Controversial opinion: I actually love that and I think it’s great.
I see a lot of Azure SQL DB users make the mistake of assuming that Azure includes disaster recovery, but it does not. It’s on you, and as a result, you save money. (Same thing in AWS Aurora PostgreSQL.) I’m sure there are plenty of small business databases that don’t need disaster recovery within a day or two. Heck, even Bank of Queensland probably has some databases that fit into that category, although… probably not as many as actually went down, hahaha.
There’s a problem with that, though: Microsoft didn’t notify affected customers about which of their databases were down, or that the customers should start their DR processes. Microsoft couldn’t notify customers because … they didn’t know who those customers were. Microsoft’s Azure status history doesn’t let you easily link to a single event, but if you expand the outage on 30 Aug, the preliminary writeup is really detailed, and explains why they were flying blind:
From a SQL perspective… Some databases may have been completely unavailable, some would have experienced intermittent connectivity issues, and some databases would have been fully available. This uneven impact profile for databases in the degraded ring, meant that it was difficult to summarize which customers were still impacted, which continued to present a challenge throughout the incident.
Boy, I have been there.
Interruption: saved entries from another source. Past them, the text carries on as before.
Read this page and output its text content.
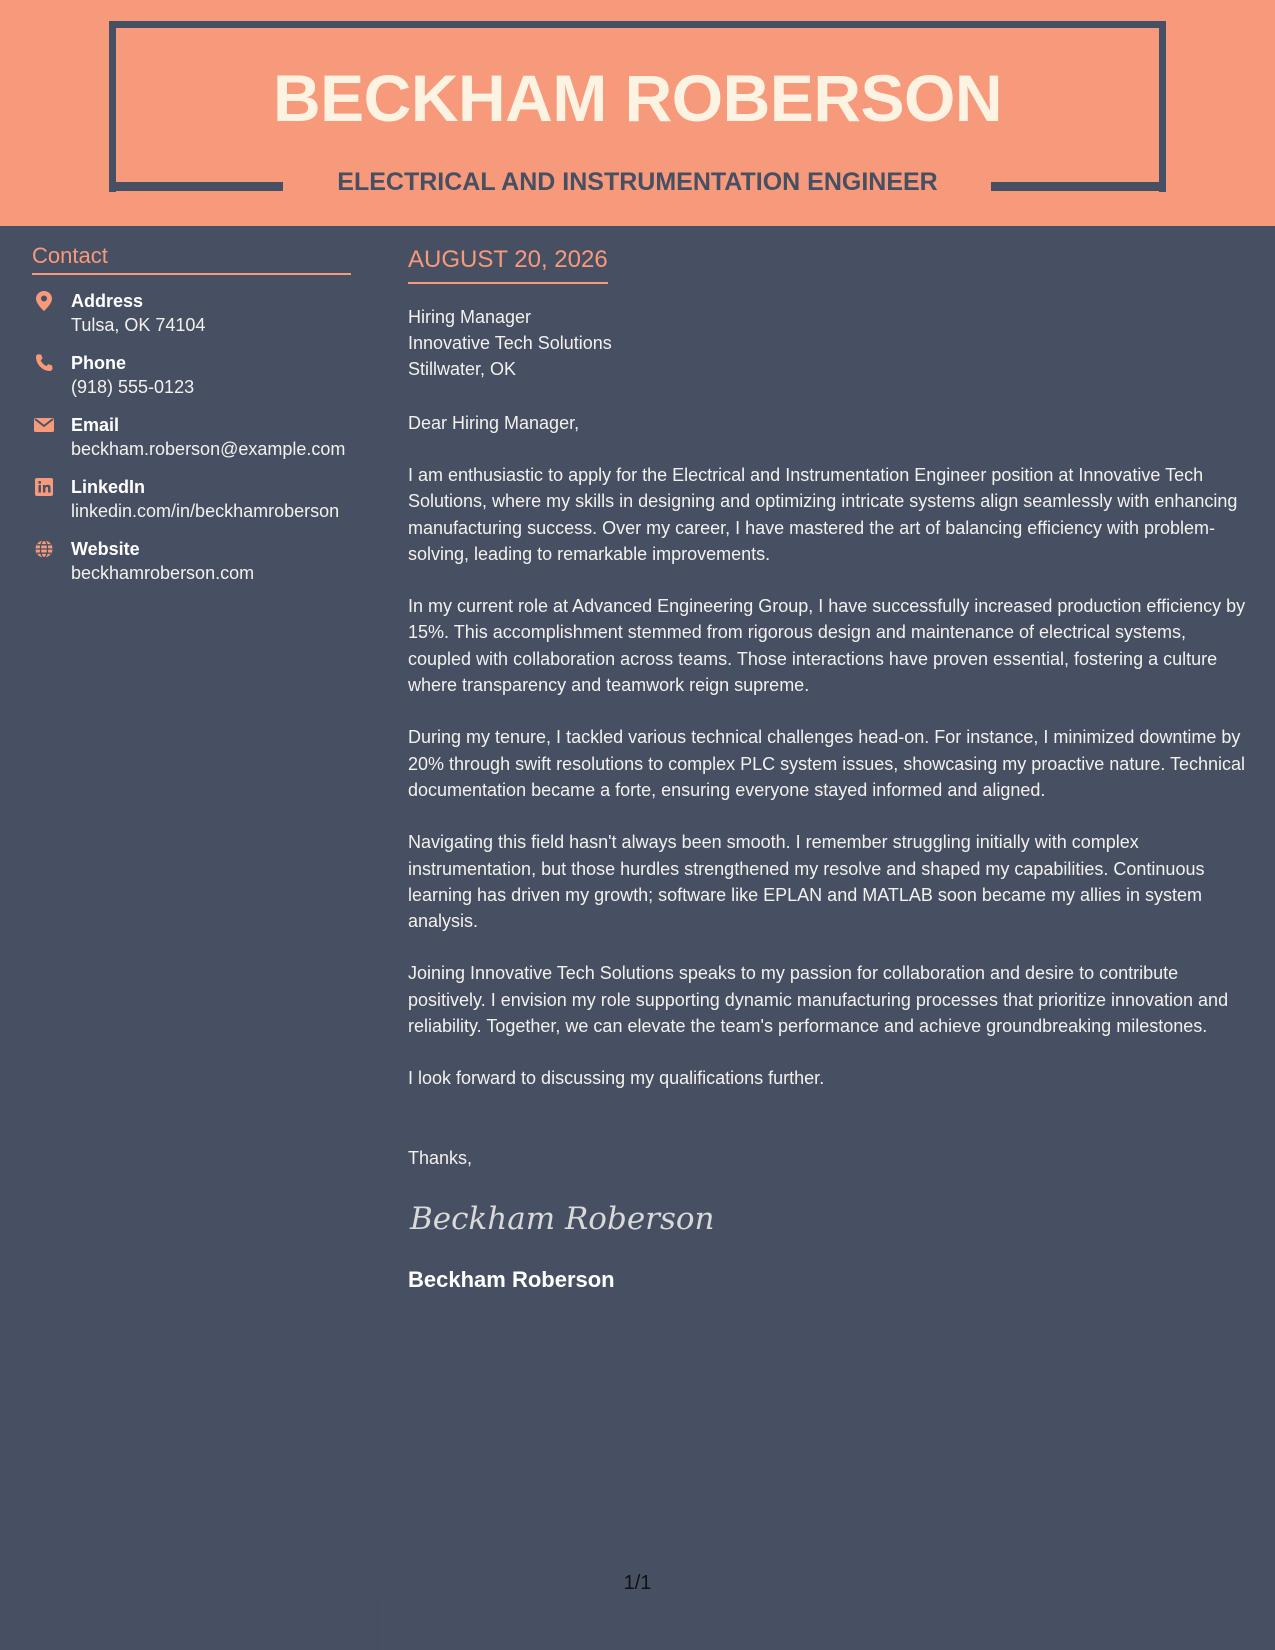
BECKHAM ROBERSON
ELECTRICAL AND INSTRUMENTATION ENGINEER
Contact
Address
Tulsa, OK 74104
Phone
(918) 555-0123
Email
beckham.roberson@example.com
LinkedIn
linkedin.com/in/beckhamroberson
Website
beckhamroberson.com
AUGUST 20, 2026
Hiring Manager
Innovative Tech Solutions
Stillwater, OK
Dear Hiring Manager,

I am enthusiastic to apply for the Electrical and Instrumentation Engineer position at Innovative Tech Solutions, where my skills in designing and optimizing intricate systems align seamlessly with enhancing manufacturing success. Over my career, I have mastered the art of balancing efficiency with problem-solving, leading to remarkable improvements.

In my current role at Advanced Engineering Group, I have successfully increased production efficiency by 15%. This accomplishment stemmed from rigorous design and maintenance of electrical systems, coupled with collaboration across teams. Those interactions have proven essential, fostering a culture where transparency and teamwork reign supreme.

During my tenure, I tackled various technical challenges head-on. For instance, I minimized downtime by 20% through swift resolutions to complex PLC system issues, showcasing my proactive nature. Technical documentation became a forte, ensuring everyone stayed informed and aligned.

Navigating this field hasn't always been smooth. I remember struggling initially with complex instrumentation, but those hurdles strengthened my resolve and shaped my capabilities. Continuous learning has driven my growth; software like EPLAN and MATLAB soon became my allies in system analysis.

Joining Innovative Tech Solutions speaks to my passion for collaboration and desire to contribute positively. I envision my role supporting dynamic manufacturing processes that prioritize innovation and reliability. Together, we can elevate the team's performance and achieve groundbreaking milestones.

I look forward to discussing my qualifications further.
Thanks,
Beckham Roberson
Beckham Roberson
1/1
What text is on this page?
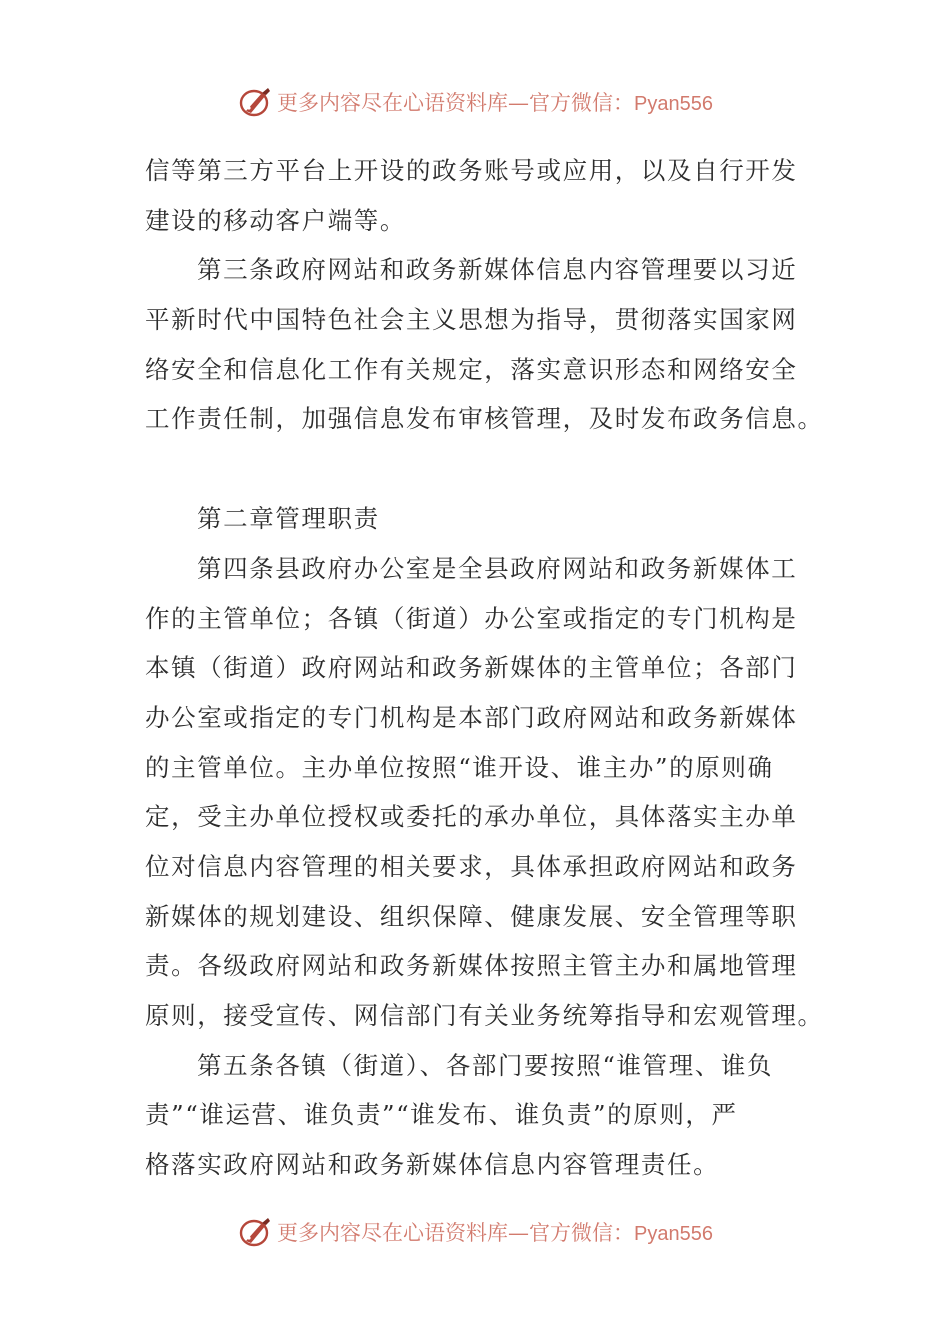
更多内容尽在心语资料库—官方微信：Pyan556
信等第三方平台上开设的政务账号或应用，以及自行开发
建设的移动客户端等。
第三条政府网站和政务新媒体信息内容管理要以习近
平新时代中国特色社会主义思想为指导，贯彻落实国家网
络安全和信息化工作有关规定，落实意识形态和网络安全
工作责任制，加强信息发布审核管理，及时发布政务信息。
第二章管理职责
第四条县政府办公室是全县政府网站和政务新媒体工
作的主管单位；各镇（街道）办公室或指定的专门机构是
本镇（街道）政府网站和政务新媒体的主管单位；各部门
办公室或指定的专门机构是本部门政府网站和政务新媒体
的主管单位。主办单位按照“谁开设、谁主办”的原则确
定，受主办单位授权或委托的承办单位，具体落实主办单
位对信息内容管理的相关要求，具体承担政府网站和政务
新媒体的规划建设、组织保障、健康发展、安全管理等职
责。各级政府网站和政务新媒体按照主管主办和属地管理
原则，接受宣传、网信部门有关业务统筹指导和宏观管理。
第五条各镇（街道）、各部门要按照“谁管理、谁负
责”“谁运营、谁负责”“谁发布、谁负责”的原则，严
格落实政府网站和政务新媒体信息内容管理责任。
更多内容尽在心语资料库—官方微信：Pyan556
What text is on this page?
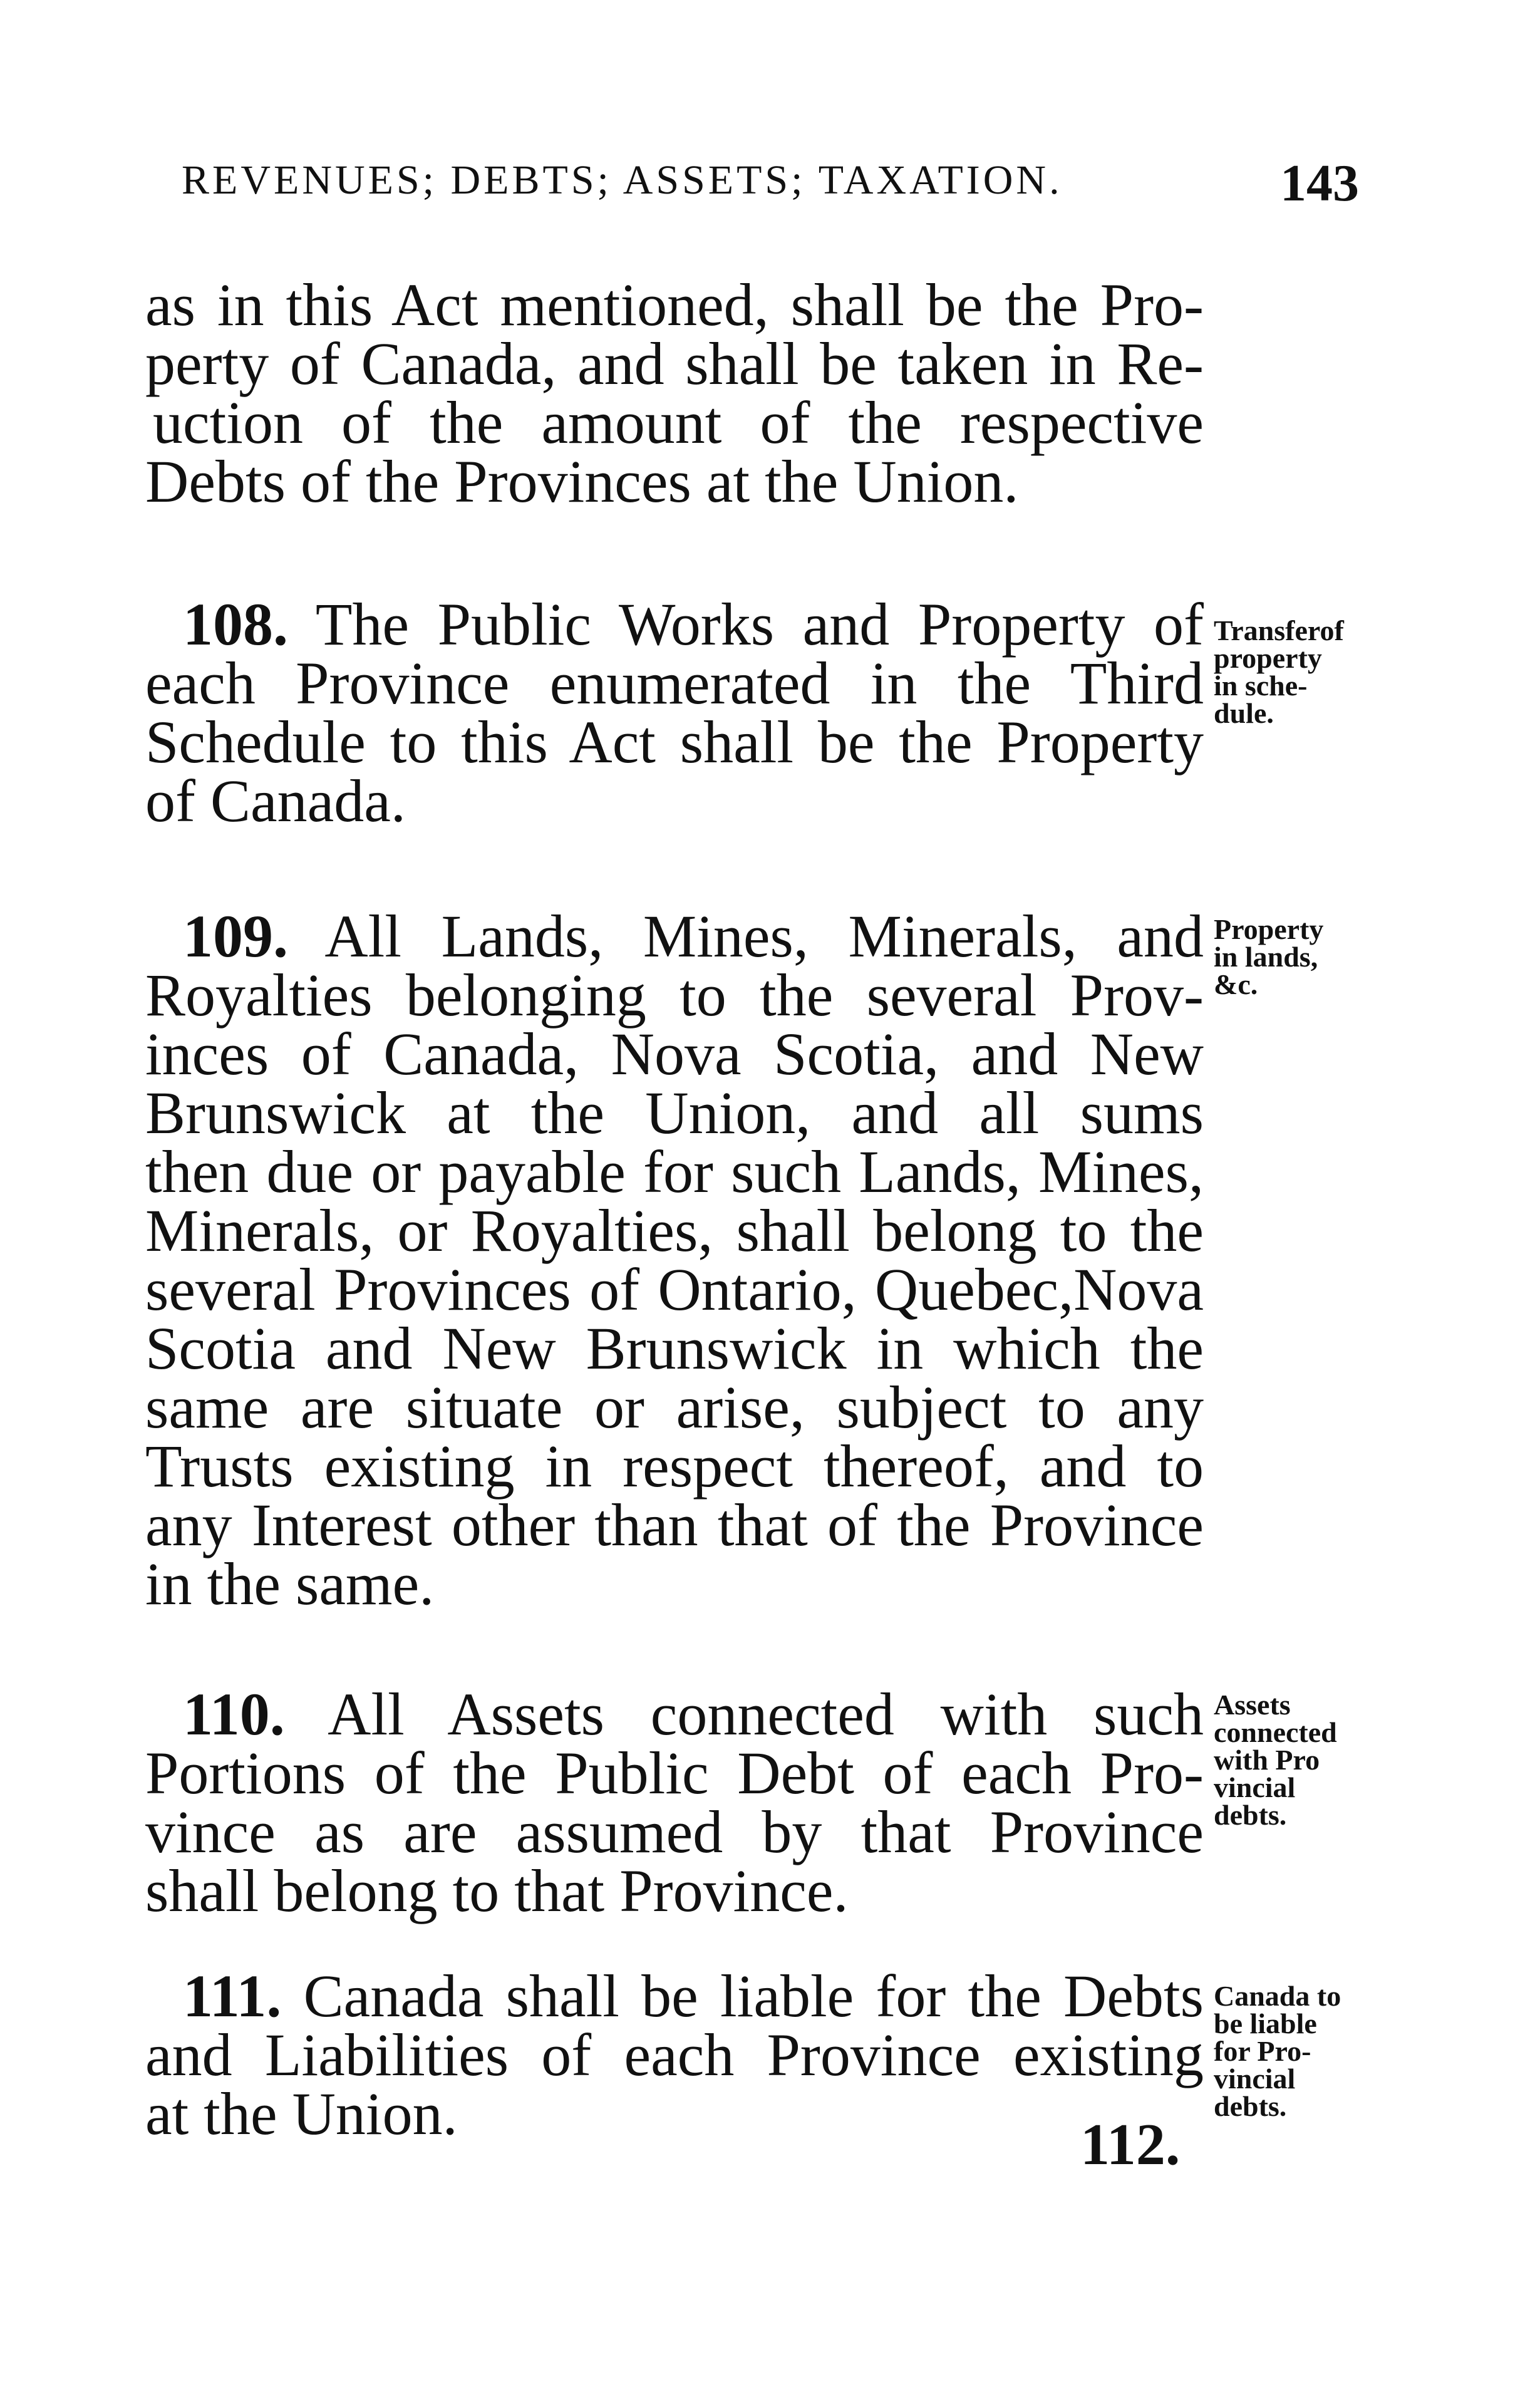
REVENUES; DEBTS; ASSETS; TAXATION.	143
as in this Act mentioned, shall be the Pro-
perty of Canada, and shall be taken in Re-
uction of the amount of the respective
Debts of the Provinces at the Union.
108. The Public Works and Property of
each Province enumerated in the Third
Schedule to this Act shall be the Property
of Canada.
Transferof
property
in sche-
dule.
109. All Lands, Mines, Minerals, and
Royalties belonging to the several Prov-
inces of Canada, Nova Scotia, and New
Brunswick at the Union, and all sums
then due or payable for such Lands, Mines,
Minerals, or Royalties, shall belong to the
several Provinces of Ontario, Quebec,Nova
Scotia and New Brunswick in which the
same are situate or arise, subject to any
Trusts existing in respect thereof, and to
any Interest other than that of the Province
in the same.
Property
in lands,
&c.
110. All Assets connected with such
Portions of the Public Debt of each Pro-
vince as are assumed by that Province
shall belong to that Province.
Assets
connected
with Pro
vincial
debts.
111. Canada shall be liable for the Debts
and Liabilities of each Province existing
at the Union.
Canada to
be liable
for Pro-
vincial
debts.
112.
When multiple databases and servers go down, one of the first thing management wants to know is, “Which specific apps are down?” When you can’t answer that question, it makes management pretty nervous, and adds even more stress to the situation.
As we attempted to migrate databases out of the degraded ring, SQL did not have well tested tools on hand that were built to move databases when the source ring was in degraded health scenario. Soon this became our largest impediment to mitigating impact.
It might be tempting to point and say, “Well, Microsoft, you should have that” – and they should – but I don’t see a lot of shops with well-tested automated DR failover tools.
I’ve long said that Azure SQL DB does a better job of database administration than not having a DBA altogether, and this is a good example. Customers who didn’t have a DBA wouldn’t have been any better off managing their own DR in a situation like this, and frankly, most customers who do have a DBA wouldn’t have been better off either. (If you smugly think you’d be fine, point to your current list of production servers & databases, and prove that every single database you have is also synced with DR. Go ahead. I’ll wait.)
Because every DB moved required manual mitigation via scripts, it seriously undermined our ability to move fast even once impacted DBs were identified, and DB moves were scheduled.
Elsewhere in the post, they mention that over 250,000 databases were involved in just one of these troubled rings of databases alone. You just can’t manually do anything with 250,000 databases, so I can only imagine how stressful it was to try to write the automation code under fire. Props to the folks working that night.
Overall, this kind of incident – and how Microsoft responded to it afterwards – is why I think that if you don’t have a DBA, you could do a lot worse than relying on Microsoft, Amazon, and Google doing that job for you instead. Platform-as-a-Service lets someone else stress out about the outage, troubleshoot it as quickly as they can, then build better processes to shorten the next outage.